Sur le SS Wyoming (1942-1943)

Odyssée d’un convoi torpillé

Le début du voyage



Je dédie ce chapitre de mes souvenirs à mon ami Pierre Allain disparu dans les années cinquante.

C'est grâce à lui, officier de sécurité sur le Wyoming, si le torpillage ne s'est pas terminé en tragédie. L'entraînement intensif qu'il a fait subir à son équipe, ainsi qu'à l'équipage tout entier, tant à Casablanca que durant la traversée, a permis une évacuation ultrarapide de tous les marins et passagers, ceci sans panique, ceci aussi en moins de "quatre minutes".

Chapeau Allain !

Le jour du départ finit par arriver. Le bord fut consigné 24 heures avant. Seul, avec le commandant Legrand, j'allai à la conférence de départ qui avait lieu au 20ème étage de l'immeuble de la Capitainerie, Battery place.

C'était le Vendredi 5 Mars.

Chaque navire du convoi, qui portait l'indicatif UGS-6, étant mouillé en rade intérieure, l'appareillage se fit suivant le plan prévu par les instructions. Dans le chenal d'Ambrose la formation était en "ligne de file", elle continuait encore dans le chenal de sécurité jusqu'à la sortie des champs de mines. Mais les navires de commerce sont peu manoeuvrants, surtout chargés comme ils étaient; une pagaïe inouïe se produisit. Deux navires entrèrent en abordage, et ils durent faire demi-tour.

Une fois en haute mer, il ne fallut pas moins de deux heures pour prendre la formation de convoi en «ligne de front». Il y avait au total 45 navires, escortés par sept destroyers du type Indomptable : le Wainwright (chef d'escorte, captain Wellborn), le Triffle, le Champlin, et puis les Mayvant, Rowan, Rhind, Holby.

La 4ème nuit, comme j'étais de quart, une première alerte eut lieu. Un navire naviguant isolément venait droit sur le convoi, sans changer de route malgré les signaux du Commodore. Celui-ci ordonna une abattée d'urgence, tout à la fois, sur la gauche. A l'extinction du signal (deux feux rouges au dessus d'un feu vert) tout le convoi mit la barre toute à bâbord et abattit de 45°.

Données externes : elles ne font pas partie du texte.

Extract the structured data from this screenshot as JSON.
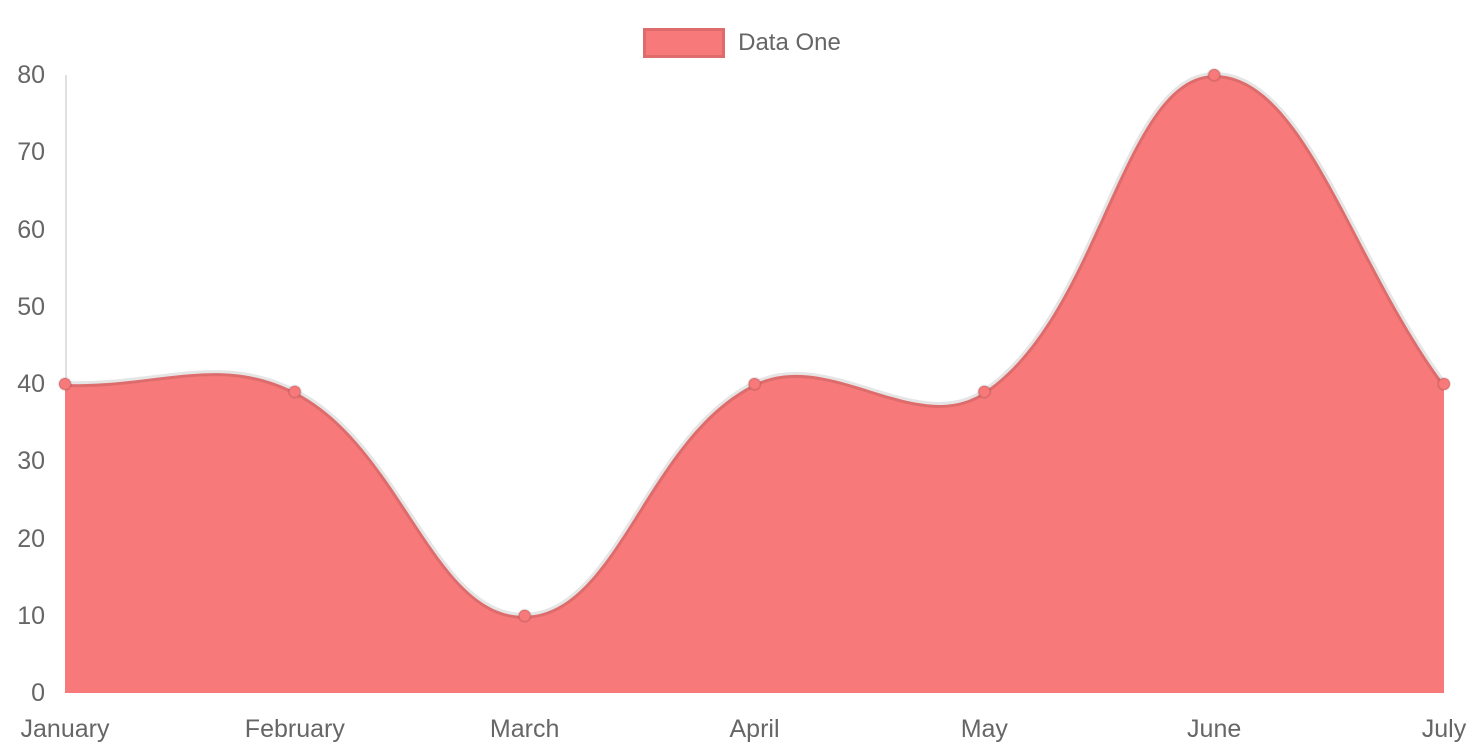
{
  "chart_data": {
    "type": "area",
    "title": "",
    "categories": [
      "January",
      "February",
      "March",
      "April",
      "May",
      "June",
      "July"
    ],
    "series": [
      {
        "name": "Data One",
        "values": [
          40,
          39,
          10,
          40,
          39,
          80,
          40
        ]
      }
    ],
    "xlabel": "",
    "ylabel": "",
    "ylim": [
      0,
      80
    ],
    "yticks": [
      0,
      10,
      20,
      30,
      40,
      50,
      60,
      70,
      80
    ],
    "grid": false,
    "legend_position": "top",
    "line_tension": 0.4,
    "colors": {
      "fill": "#f87979",
      "line": "rgba(0,0,0,0.1)",
      "point_fill": "#f87979",
      "point_border": "rgba(0,0,0,0.1)",
      "axis_line": "rgba(0,0,0,0.12)",
      "tick_text": "#666666",
      "legend_text": "#666666",
      "background": "#ffffff"
    }
  }
}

Mais, avant que cette abatu fut terminée, une deuxième fut affichée, de 45° également. Il en résulta un cafouillis général. La moitié des navires n'exécuta qu'une seule abatée, si bien que notre colonne se trouva coincée entre deux autres, celle de bâbord qui n'abattait plus et celle de tribord qui continuait à venir sur la gauche. Il fallut manoeuvrer énergiquement et mettre en arrière toute et se laisser culer.

Mais le navire isolé avait fini par aborder un des navires de notre convoi; celui-ci, très endommagé dut être abandonné, de même le Norvégien, et tous les deux coulèrent. Et de quatre!

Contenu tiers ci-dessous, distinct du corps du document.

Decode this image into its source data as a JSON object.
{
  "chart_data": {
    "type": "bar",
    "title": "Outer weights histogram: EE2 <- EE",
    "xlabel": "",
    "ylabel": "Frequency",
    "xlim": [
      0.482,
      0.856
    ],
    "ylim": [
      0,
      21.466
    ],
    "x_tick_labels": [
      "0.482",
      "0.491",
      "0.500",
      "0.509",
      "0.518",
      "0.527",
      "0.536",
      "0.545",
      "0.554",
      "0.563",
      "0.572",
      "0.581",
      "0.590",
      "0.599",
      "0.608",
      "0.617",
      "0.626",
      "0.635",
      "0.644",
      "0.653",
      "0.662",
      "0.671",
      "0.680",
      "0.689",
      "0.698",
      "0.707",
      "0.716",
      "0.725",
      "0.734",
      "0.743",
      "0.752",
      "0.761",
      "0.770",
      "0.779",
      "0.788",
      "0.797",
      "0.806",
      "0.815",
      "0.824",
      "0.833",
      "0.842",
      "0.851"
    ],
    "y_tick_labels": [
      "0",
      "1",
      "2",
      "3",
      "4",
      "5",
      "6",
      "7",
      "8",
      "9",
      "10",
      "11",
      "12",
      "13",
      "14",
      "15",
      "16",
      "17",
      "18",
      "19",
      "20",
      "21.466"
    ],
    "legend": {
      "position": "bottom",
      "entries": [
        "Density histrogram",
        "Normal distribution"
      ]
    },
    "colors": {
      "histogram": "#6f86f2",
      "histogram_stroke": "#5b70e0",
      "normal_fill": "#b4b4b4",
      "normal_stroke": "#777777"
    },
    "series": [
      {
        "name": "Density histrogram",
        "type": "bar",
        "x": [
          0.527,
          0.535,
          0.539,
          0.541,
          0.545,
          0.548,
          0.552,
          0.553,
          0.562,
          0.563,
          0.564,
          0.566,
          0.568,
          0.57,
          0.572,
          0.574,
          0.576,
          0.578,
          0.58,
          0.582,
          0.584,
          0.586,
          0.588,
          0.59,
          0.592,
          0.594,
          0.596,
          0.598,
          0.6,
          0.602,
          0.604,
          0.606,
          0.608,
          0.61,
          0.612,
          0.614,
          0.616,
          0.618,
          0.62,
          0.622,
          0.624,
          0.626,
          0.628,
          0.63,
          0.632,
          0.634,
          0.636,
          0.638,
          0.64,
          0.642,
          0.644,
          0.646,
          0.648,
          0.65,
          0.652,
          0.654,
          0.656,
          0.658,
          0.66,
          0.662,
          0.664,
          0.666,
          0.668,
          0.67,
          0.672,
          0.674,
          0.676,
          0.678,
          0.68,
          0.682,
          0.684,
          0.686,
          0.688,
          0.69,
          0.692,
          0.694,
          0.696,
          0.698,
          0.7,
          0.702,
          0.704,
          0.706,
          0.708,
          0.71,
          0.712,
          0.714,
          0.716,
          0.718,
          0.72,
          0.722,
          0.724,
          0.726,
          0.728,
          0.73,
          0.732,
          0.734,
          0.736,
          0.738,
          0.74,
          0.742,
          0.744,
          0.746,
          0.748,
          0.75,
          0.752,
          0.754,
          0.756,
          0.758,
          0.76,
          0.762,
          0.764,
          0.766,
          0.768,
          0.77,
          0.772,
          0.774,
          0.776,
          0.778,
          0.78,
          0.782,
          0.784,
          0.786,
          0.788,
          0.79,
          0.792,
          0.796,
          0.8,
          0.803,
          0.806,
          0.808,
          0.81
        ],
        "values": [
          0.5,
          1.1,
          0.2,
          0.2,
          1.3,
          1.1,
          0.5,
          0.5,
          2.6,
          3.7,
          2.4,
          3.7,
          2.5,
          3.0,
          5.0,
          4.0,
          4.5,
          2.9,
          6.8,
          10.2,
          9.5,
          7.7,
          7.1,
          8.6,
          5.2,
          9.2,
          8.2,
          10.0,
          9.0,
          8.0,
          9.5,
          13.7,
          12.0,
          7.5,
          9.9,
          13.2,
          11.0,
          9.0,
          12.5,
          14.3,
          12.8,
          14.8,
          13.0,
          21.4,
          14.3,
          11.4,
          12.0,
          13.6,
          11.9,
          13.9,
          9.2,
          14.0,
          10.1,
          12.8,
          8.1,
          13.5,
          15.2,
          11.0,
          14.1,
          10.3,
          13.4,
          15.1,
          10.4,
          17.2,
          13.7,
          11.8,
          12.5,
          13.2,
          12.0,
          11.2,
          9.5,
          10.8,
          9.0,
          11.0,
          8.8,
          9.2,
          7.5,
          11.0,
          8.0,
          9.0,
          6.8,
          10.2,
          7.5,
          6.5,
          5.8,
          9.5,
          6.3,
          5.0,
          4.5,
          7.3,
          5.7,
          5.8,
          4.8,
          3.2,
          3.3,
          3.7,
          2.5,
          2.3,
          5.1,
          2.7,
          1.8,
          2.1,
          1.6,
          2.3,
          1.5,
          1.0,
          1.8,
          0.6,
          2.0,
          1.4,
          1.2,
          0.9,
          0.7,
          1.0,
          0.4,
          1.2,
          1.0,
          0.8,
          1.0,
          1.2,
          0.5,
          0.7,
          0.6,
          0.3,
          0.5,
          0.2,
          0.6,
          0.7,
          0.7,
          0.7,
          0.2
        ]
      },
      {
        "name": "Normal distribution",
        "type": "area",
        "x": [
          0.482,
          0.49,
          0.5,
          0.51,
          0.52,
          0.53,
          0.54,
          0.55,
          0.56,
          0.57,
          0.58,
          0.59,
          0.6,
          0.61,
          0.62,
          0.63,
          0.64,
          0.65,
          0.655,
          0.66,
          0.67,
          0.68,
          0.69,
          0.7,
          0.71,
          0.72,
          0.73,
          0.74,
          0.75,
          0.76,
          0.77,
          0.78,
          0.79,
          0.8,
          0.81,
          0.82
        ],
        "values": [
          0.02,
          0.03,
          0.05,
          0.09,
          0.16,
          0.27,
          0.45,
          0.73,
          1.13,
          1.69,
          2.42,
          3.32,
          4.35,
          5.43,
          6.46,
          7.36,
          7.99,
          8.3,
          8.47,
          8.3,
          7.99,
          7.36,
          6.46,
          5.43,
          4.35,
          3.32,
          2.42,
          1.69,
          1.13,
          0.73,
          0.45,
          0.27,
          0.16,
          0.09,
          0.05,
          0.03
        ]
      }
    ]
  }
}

Le Wyoming resta sur les lieux pendant une demi-heure, puis remit en route pour rallier le convoi. Le résultat de cet abordage fut que nous passâmes de la 8ème à la 9ème colonne, à un poste que les Américains appellent d'une façon expressive le "Coffin Corner" : coin du cercueil, parce qu'il est plus accessible à une attaque.

Or depuis la veille, les destroyers avaient détecté une meute de sous-marins. C'était le groupe dit "Unverzagt". L'offensive de printemps commençait.

Le 12 Mars au soir, le Champlin fonçait sur un contact radar à 4000 mètres. Toute la nuit la chasse se poursuivit, avec succès. Le sous-marin U130 fut coulé.

Deux autres meutes furent dépêchées vers le convoi par l'amiral Dönitz: la meute "Wohlgemut", venant du Nord et la meute "Tummler", venant des cotes du Maroc. Les trois meutes avaient été détectées et signalées au Commodore. Celui-ci décida de changer la route et de contourner les Açores par le Nord. Cela permettrait d'atteindre la zone de protection de l'aviation avant que "Tummler" soit à pied d'oeuvre. En même temps la navigation en zigzag fut décidée, suivant le code secret des zigzags, dont voici un exemple ci-dessous

Mais déjà un drame s'était joué dans le convoi. Le 11 Mars après-midi, le Keystone était tombé en panne de machine. C'était le cargo qui nous avait dépassé lors de la dispersion du convoi, à l'aller.

Un contre torpilleur resta près du navire. Le lendemain, il put remettre en route, et l'escorteur l'abandonna pour rallier le convoi. A 21h je rédigeais mon journal de bord, quand la radio nous communiqua un SOS du Keystone, attaqué par un sous-marin. Un destroyer dépêché sur les lieux ne put sauver que quelques hommes de l'équipage. Le navire avait été torpillé par l'U-172 (LV Zimmermann).

Le 15 Mars à midi, nous étions à 40 milles au nord de Corvo, ainsi qu'il résultait de la méridienne que je calculais avec mon ami Champagne. Les jours passés, le temps avait été assez mauvais, la mer était très grosse et le vent très frais.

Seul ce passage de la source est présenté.